Acórdãos STA

Acórdão do Supremo Tribunal Administrativo
Processo:081/19.3BCLSB
Data do Acordão:11/12/2019
Tribunal:1 SECÇÃO
Relator:COSTA REIS
Descritores:RECURSO DE REVISTA EXCEPCIONAL
Sumário:
Nº Convencional:JSTA000P25152
Nº do Documento:SA120191112081/19
Data de Entrada:10/04/2019
Recorrente:FEDERAÇÃO PORTUGUESA DE FUTEBOL
Recorrido 1:FUTEBOL CLUBE ... E OUTROS
Votação:UNANIMIDADE
Aditamento:
Texto Integral: ACORDAM NA SECÇÃO DE CONTENCIOSO ADMINISTRATIVO DO STA:

I. RELATÓRIO
Futebol Clube ……, A………… e B……….. recorreram para o Tribunal Arbitral do Desporto (TAD) do acórdão proferido pelo Conselho de Disciplina da Federação Portuguesa de Futebol que sancionou (1) Futebol Clube …… com a derrota num jogo, com a realização de 5 jogos à porta fechada e com a multa de € 9.818,00; (2) A……….. com a suspensão da actividade por 4 meses e 19 dias e multa no valor de €: 1.701,00 e (3) B………… com a suspensão da actividade por 3 meses e multa de €510,00.

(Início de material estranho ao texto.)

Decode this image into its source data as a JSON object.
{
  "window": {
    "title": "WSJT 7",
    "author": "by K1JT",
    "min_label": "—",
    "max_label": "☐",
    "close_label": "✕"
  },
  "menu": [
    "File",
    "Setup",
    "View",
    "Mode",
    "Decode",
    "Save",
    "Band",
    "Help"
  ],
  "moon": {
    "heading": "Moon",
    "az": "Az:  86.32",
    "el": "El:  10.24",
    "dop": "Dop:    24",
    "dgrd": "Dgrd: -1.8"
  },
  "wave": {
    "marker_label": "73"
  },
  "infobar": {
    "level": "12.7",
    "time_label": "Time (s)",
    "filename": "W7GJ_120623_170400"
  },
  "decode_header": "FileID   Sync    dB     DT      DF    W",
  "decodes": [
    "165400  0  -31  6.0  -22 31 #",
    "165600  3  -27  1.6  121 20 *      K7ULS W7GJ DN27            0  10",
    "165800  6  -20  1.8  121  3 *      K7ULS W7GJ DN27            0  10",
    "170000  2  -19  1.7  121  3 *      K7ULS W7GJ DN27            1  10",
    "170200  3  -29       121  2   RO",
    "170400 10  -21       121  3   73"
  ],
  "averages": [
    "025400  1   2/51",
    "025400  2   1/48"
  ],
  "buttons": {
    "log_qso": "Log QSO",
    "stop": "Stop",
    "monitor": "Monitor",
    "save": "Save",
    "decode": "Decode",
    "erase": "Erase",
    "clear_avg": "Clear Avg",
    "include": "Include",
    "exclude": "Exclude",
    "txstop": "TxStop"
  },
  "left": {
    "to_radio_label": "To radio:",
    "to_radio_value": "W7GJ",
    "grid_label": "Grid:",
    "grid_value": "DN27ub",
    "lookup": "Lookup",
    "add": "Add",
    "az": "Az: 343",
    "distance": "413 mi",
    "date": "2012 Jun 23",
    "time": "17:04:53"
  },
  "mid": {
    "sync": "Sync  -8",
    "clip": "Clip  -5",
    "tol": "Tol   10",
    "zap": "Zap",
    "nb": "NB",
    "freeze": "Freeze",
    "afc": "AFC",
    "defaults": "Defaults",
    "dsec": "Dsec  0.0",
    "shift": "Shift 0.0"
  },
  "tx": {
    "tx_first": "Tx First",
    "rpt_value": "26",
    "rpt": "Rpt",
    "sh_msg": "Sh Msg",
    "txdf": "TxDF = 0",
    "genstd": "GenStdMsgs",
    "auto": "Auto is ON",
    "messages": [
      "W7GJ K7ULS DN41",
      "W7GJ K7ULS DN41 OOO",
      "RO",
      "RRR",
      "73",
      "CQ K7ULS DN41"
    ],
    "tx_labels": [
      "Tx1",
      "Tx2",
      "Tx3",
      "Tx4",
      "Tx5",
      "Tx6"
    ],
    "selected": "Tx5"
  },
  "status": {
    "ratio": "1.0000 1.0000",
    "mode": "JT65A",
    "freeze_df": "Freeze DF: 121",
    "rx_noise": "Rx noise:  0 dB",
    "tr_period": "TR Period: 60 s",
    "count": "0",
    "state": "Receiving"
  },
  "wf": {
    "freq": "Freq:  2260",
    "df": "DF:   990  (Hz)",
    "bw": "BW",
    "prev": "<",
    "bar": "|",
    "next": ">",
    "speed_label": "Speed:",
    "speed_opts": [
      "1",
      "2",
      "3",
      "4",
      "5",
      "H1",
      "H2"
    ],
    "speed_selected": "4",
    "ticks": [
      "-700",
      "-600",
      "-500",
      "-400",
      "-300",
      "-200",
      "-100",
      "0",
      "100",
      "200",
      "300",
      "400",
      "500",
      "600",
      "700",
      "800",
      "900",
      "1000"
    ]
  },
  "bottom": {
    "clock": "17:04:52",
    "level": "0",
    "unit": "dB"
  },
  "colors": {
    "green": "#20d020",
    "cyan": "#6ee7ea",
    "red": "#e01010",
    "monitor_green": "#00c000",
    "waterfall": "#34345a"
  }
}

O TAD concedeu provimento ao recurso e o TCA Sul, para onde a FPF recorreu, confirmou essa decisão.
É desse Aresto que a FPF recorre (art.º 150.ºdo CPTA).

II. MATÉRIA DE FACTO
Os factos provados são os constantes do acórdão recorrido para onde se remete.

III. O DIREITO

1. As decisões proferidas pelos TCA em segundo grau de jurisdição não são, por via de regra, susceptíveis de recurso ordinário. Regra que sofre a excepção prevista no art.º 150.º/1 do CPTA onde se lê que daquelas decisões pode haver, «excepcionalmente», recurso de revista para o Supremo Tribunal Administrativo «quando esteja em causa a apreciação de uma questão que, pela sua relevância jurídica ou social, se revista de importância fundamental» ou «quando a admissão do recurso seja claramente necessária para uma melhor aplicação do direito». O que significa que este recurso foi previsto para funcionar em situações excepcionais em que haja necessidade, pelas apontadas razões, de reponderar as decisões do TCA em segundo grau de jurisdição.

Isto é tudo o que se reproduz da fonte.